The Prince Magazine announced yesterday that it has acquired the nearly defunct Nassau Weekly for an undisclosed sum — meaning that The Daily Princetonian's rapidly expanding media empire now consists of a daily newspaper, a weekly magazine and Verbatim.
Editor-in-Chief Richard Just '01 described the move not as a financially motivated endeavor, but rather as an act of charitable service to the campus community.
"Enough innocent readers have been hurt already," Just said at yesterday's press conference. "Before more generations of Princetonians wasted their time reading jokes about goat feces and Hal Shapiro's genitalia, we knew something had to be done."
Effective immediately, the Nassau Weekly will be reduced to one weekly column of Verbatim and will no longer will be distributed to individual dorm rooms, but only to bathroom floors.
"Excrement belongs in the bathroom," said David Remnick '81, Nassau Weekly founder and current editor of The New Yorker. "This is the only way for my once-proud publication to save face."
Remnick said he reached this conclusion after reading the Nassau Weekly's "Poopin' and Writin' " issue published immediately before Winter Break.
The development seems to finally signal the end of The Nassau Weekly, which began a precipitous decline in quality shortly following Remnick's graduation — and, ever since, has been suffering a slow, gruesome journalistic death under the watch of a succession of "editors."
"Even publishing a three-line poem by Paul Muldoon couldn't save us," said Anne Kelly '02, the Nassau Weekly's co-editor-in-chief. "Evidently, people just no longer understand the metaphysical and postmodern relevance of goat poop."
Observers predicted the campus intellectual scene just wouldn't be the same anymore, without articles such as, "On the Impetus for Public Masturbation" and "Hand Sex."
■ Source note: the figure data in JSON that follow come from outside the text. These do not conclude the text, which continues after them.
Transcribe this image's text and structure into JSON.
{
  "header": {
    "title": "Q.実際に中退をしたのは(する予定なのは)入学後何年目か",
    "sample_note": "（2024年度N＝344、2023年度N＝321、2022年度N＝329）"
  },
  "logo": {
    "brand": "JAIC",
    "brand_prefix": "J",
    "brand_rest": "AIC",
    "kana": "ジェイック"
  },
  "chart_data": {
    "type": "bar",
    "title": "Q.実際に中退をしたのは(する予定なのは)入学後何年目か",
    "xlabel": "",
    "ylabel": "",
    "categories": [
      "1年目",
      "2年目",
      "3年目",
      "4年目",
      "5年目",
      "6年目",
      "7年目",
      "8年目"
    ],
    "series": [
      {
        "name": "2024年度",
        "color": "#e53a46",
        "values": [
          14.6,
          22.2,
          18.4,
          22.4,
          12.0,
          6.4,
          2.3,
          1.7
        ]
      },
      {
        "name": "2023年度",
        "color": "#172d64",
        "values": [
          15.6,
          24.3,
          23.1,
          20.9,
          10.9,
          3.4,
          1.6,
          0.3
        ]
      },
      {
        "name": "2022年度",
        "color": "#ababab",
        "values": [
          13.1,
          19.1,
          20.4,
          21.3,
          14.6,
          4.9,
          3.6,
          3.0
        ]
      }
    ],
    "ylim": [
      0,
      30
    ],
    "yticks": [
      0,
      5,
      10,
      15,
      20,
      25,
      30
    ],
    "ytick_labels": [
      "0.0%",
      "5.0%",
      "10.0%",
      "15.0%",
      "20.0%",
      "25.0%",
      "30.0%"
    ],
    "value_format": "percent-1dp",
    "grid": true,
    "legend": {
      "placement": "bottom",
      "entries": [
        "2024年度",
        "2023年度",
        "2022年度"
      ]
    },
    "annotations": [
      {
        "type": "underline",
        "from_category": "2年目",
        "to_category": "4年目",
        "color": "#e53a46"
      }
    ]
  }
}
Co-editor-in-chief Annie Correal '02 declined to talk about the takeover, but said her feelings would be best expressed by quoting a recent "objective" theater review from her paper.
"It goes without saying that if any actor can approximate middle-aged anomie at age 21, it's [NAASAU WEEKLY EDITOR] Brandon Miller," the review said. "[NASAAU WEEKLY EDITOR] Miller's strong suit as an actor is his ability to fuse an overwhelming bitterness with a quiet integrity; here with greying hair and an exaggeration of mannerisms not totally at odds with his nature, he has been encouraged to perform a parody of the young [NASSAU WEEKLY EDITOR] Brandon Miller parodying an older [NASSAU WEEKLY EDITOR] Brandon Miller — but has moved beyond the obvious personal corollary to deliver a memorable and compelling old George."
Miller is a Nassau Weekly editor.

"Goats. Masturbation. Hal Shapiro. Poop. More goats," Adam Ruben '01, the Nassau Weekly's Weekend Page editor, said. "Am I funny yet?"